British-driver Higgins also wanted to beat the unofficial record of 6:20.47 set by Travis Pastrana in another Subaru during 2010 when he did a promotional run to bring attention to the reinstated hillclimb.
Higgins did the run without a co-driver and in difficult conditions in his Vermont SportsCar-prepared Subaru WRX STi rally car equipped with BFGoodrich RC01 Rally tires.
True to its reputation, the poor weather dominated the practice days on Friday and Saturday. With intermittent rain showers and fog, the field of almost 70 competitors (in the four race classes), was limited to the lower half of the course on the first two days.
Fortunately, the weather held off long enough on Sunday for competitors to get in two timed runs on the partially paved course before its was engulfed in fog again.

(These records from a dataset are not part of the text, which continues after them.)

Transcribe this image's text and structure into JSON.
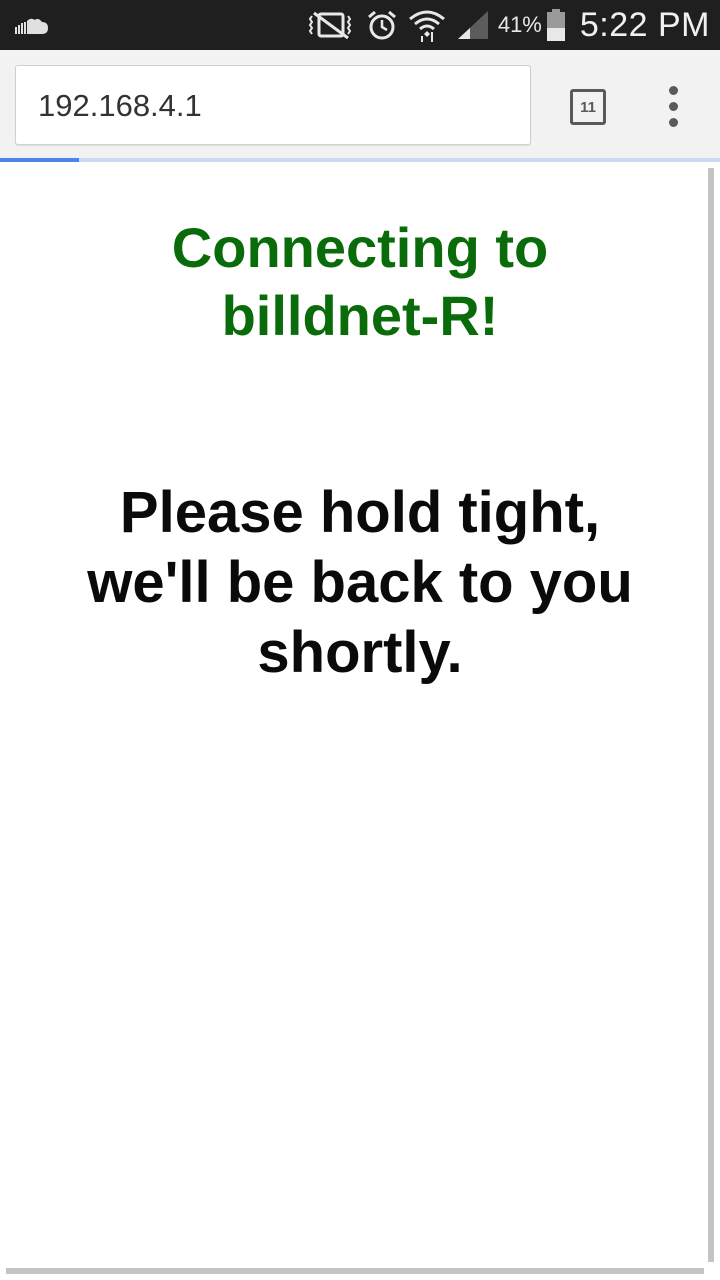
{
  "status_bar": {
    "notification_icon": "soundcloud-icon",
    "icons": [
      "vibrate-mute-icon",
      "alarm-icon",
      "wifi-icon",
      "signal-icon"
    ],
    "battery_percent": "41%",
    "battery_level": 0.41,
    "time": "5:22 PM"
  },
  "browser": {
    "url": "192.168.4.1",
    "tab_count": "11",
    "menu_icon": "more-vert-icon",
    "load_progress": 0.11
  },
  "page": {
    "heading_line1": "Connecting to",
    "heading_line2": "billdnet-R!",
    "message_line1": "Please hold tight,",
    "message_line2": "we'll be back to you",
    "message_line3": "shortly."
  },
  "colors": {
    "heading": "#0a6b0a",
    "progress": "#4a86e8",
    "status_bar": "#1f1f1f"
  }
}
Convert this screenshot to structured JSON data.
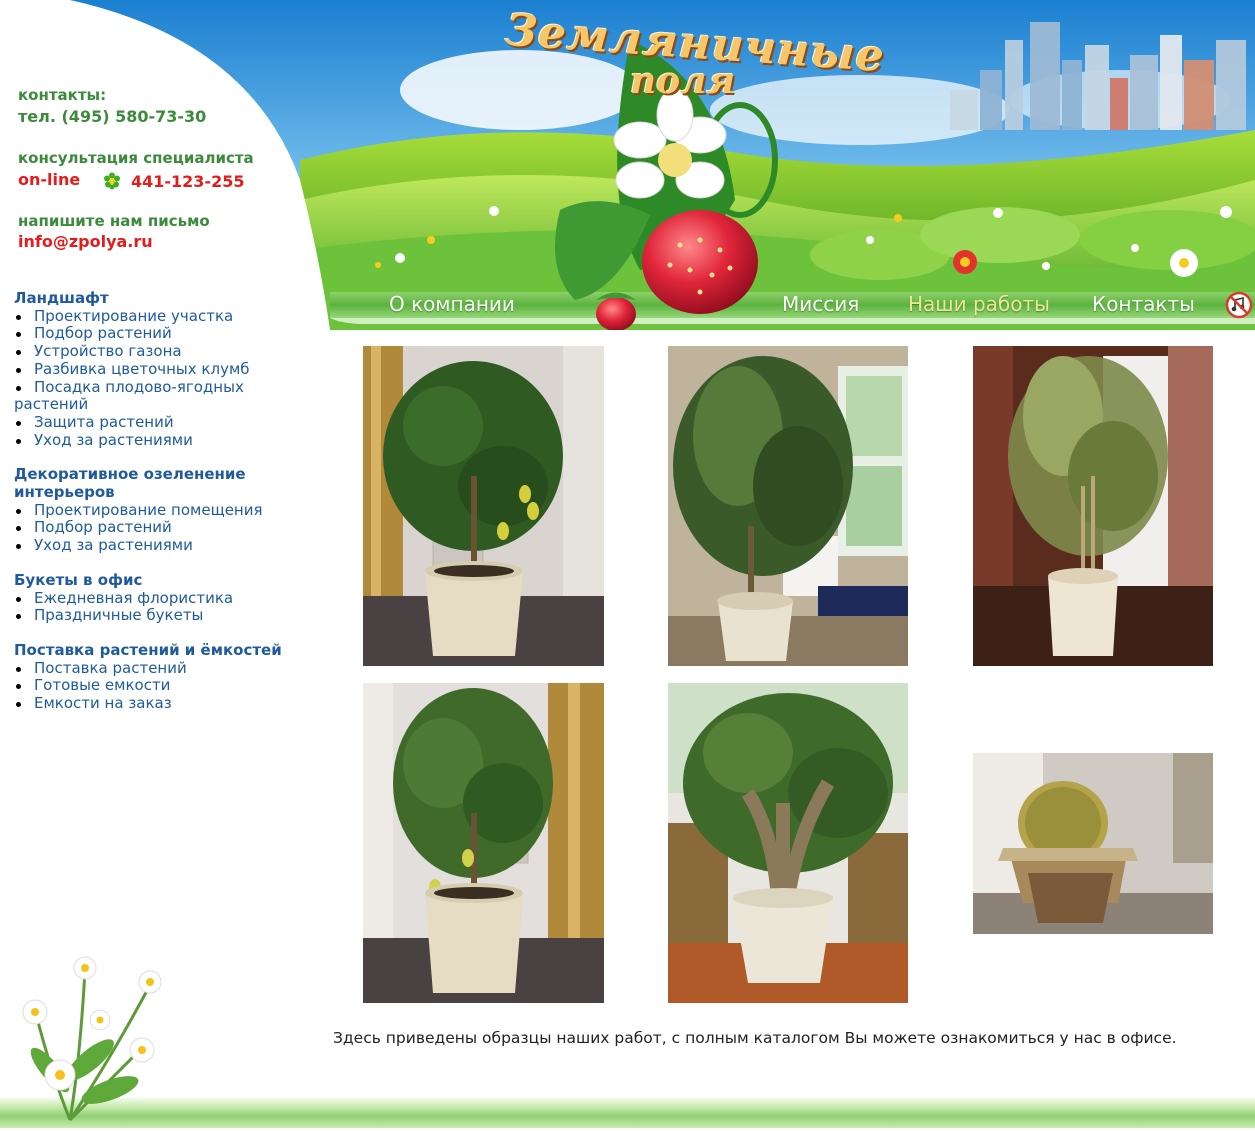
{
  "site": {
    "logo_line1": "Земляничные",
    "logo_line2": "поля"
  },
  "nav": {
    "items": [
      {
        "label": "О компании",
        "active": false
      },
      {
        "label": "Миссия",
        "active": false
      },
      {
        "label": "Наши работы",
        "active": true
      },
      {
        "label": "Контакты",
        "active": false
      }
    ],
    "sound_icon": "no-sound-icon"
  },
  "contacts": {
    "contacts_label": "контакты:",
    "phone": "тел. (495) 580-73-30",
    "consult_label": "консультация специалиста",
    "online_label": "on-line",
    "icq_icon": "icq-flower-icon",
    "icq_number": "441-123-255",
    "mail_label": "напишите нам письмо",
    "email": "info@zpolya.ru"
  },
  "menu": [
    {
      "title": "Ландшафт",
      "items": [
        "Проектирование участка",
        "Подбор растений",
        "Устройство газона",
        "Разбивка цветочных клумб",
        "Посадка плодово-ягодных растений",
        "Защита растений",
        "Уход за растениями"
      ]
    },
    {
      "title": "Декоративное озеленение интерьеров",
      "items": [
        "Проектирование помещения",
        "Подбор растений",
        "Уход за растениями"
      ]
    },
    {
      "title": "Букеты в офис",
      "items": [
        "Ежедневная флористика",
        "Праздничные букеты"
      ]
    },
    {
      "title": "Поставка растений и ёмкостей",
      "items": [
        "Поставка растений",
        "Готовые емкости",
        "Емкости на заказ"
      ]
    }
  ],
  "gallery": {
    "photos": [
      "lemon-tree-photo",
      "palm-plant-photo",
      "bamboo-plant-photo",
      "lemon-tree-photo-2",
      "jade-tree-photo",
      "cactus-photo"
    ],
    "caption": "Здесь приведены образцы наших работ, с полным каталогом Вы можете ознакомиться у нас в офисе."
  },
  "colors": {
    "menu_blue": "#1f5a9e",
    "contact_green": "#3c8a3c",
    "contact_red": "#e61b1b",
    "nav_active": "#f1e39a"
  }
}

"It was a big challenge because the road was still wet in places and would suddenly turn very slick. With the clouds coming in, visibility was so low I could hardly see past the hood of my car," explained Higgins. "Our Subaru is setup perfectly for a road like this, but I’ve never raced here before and it was a lot of work to try to learn the course. It's fantastic to have the record at such a prestigious event."
Given the right conditions, Higgins is confident he could complete the course in less than 6 minutes, hoping to return next year to prove his point.
Higgins was the last competitor to race on the day, building the anticipation for a new record among the fans in attendance. On his first attempt, Higgins was able to surpass the record by more than 20 seconds. He then beat his first time by an additional 8 seconds on his second attempt, cementing his place in the record books.
First opened in 1861 as the Mt. Washington Carriage Road in Pinkham Notch, New Hampshire, the road claimed to be the country's oldest man-made attraction. The 7.6-mile Mt. Washington Auto Road is one of the ultimate challenges for drivers. The serpentine tarmac and gravel road is lined with trees and dramatic drop-offs as it winds its way to the 6288ft summit of the Northeast's tallest peak.